Quels sont d'après toi les enjeux futurs liés à ton projet?
Nous changeons de local prochainement. Nous doublons la superficie et nous aurons un extérieur. Nous avons pour objectifs d’avoir plus de membres, plus d’élèves et d’enfin pouvoir se rémunérer. Avec trois fondatrices non rémunérées, le projet devient lourd à porter. De mon côté, je suis en parallèle conseillère en insertion professionnelle.
Dernière question et pas des moindres… Comment arrives tu à jongler avec toutes ces activités ?

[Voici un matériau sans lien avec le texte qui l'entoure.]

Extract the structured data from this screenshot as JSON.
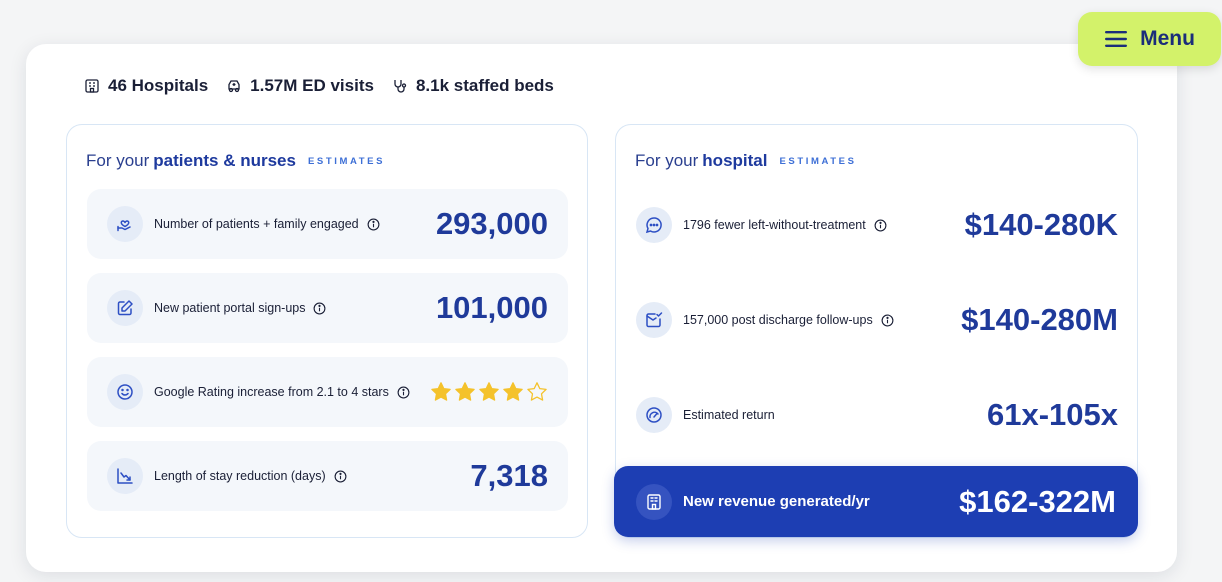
{
  "menu": {
    "label": "Menu"
  },
  "stats": [
    {
      "label": "46 Hospitals",
      "icon": "building-icon"
    },
    {
      "label": "1.57M ED visits",
      "icon": "ambulance-icon"
    },
    {
      "label": "8.1k staffed beds",
      "icon": "stethoscope-icon"
    }
  ],
  "patients_panel": {
    "prefix": "For your",
    "title": "patients & nurses",
    "tag": "ESTIMATES",
    "rows": [
      {
        "label": "Number of patients + family engaged",
        "value": "293,000",
        "icon": "heart-hand-icon"
      },
      {
        "label": "New patient portal sign-ups",
        "value": "101,000",
        "icon": "edit-icon"
      },
      {
        "label": "Google Rating increase from 2.1 to 4 stars",
        "rating": 4,
        "rating_max": 5,
        "icon": "smiley-icon"
      },
      {
        "label": "Length of stay reduction (days)",
        "value": "7,318",
        "icon": "trend-down-icon"
      }
    ]
  },
  "hospital_panel": {
    "prefix": "For your",
    "title": "hospital",
    "tag": "ESTIMATES",
    "rows": [
      {
        "label": "1796 fewer left-without-treatment",
        "value": "$140-280K",
        "icon": "chat-icon"
      },
      {
        "label": "157,000 post discharge follow-ups",
        "value": "$140-280M",
        "icon": "message-check-icon"
      },
      {
        "label": "Estimated return",
        "value": "61x-105x",
        "icon": "gauge-icon"
      }
    ],
    "revenue": {
      "label": "New revenue generated/yr",
      "value": "$162-322M",
      "icon": "hospital-building-icon"
    }
  },
  "colors": {
    "accent": "#1d3eb3",
    "menu_bg": "#d3f26a",
    "value_text": "#1f3a9a",
    "star": "#f4c22b"
  }
}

Dès le départ de ce projet, j'ai pris en compte les choses qui me semblaient essentielles. Avoir du temps pour mon fils donc toutes les fins de journée et les mercredis je suis disponible pour lui. A partir du moment où j'ai cet équilibre, c'est plus facile pour moi de m'investir. Je bosse le soir. Au départ c'était non stop et puis maintenant on arrive à se caler une réunion hebdomadaire. Et puis bien sûr on établit une communication quotidienne entre collègues. La clé de notre réussite se base sur une communication constante bienveillante attentive entre nous.
Et puis, ma conjointe est là, très présente et compréhensive, ça aide aussi 🙂.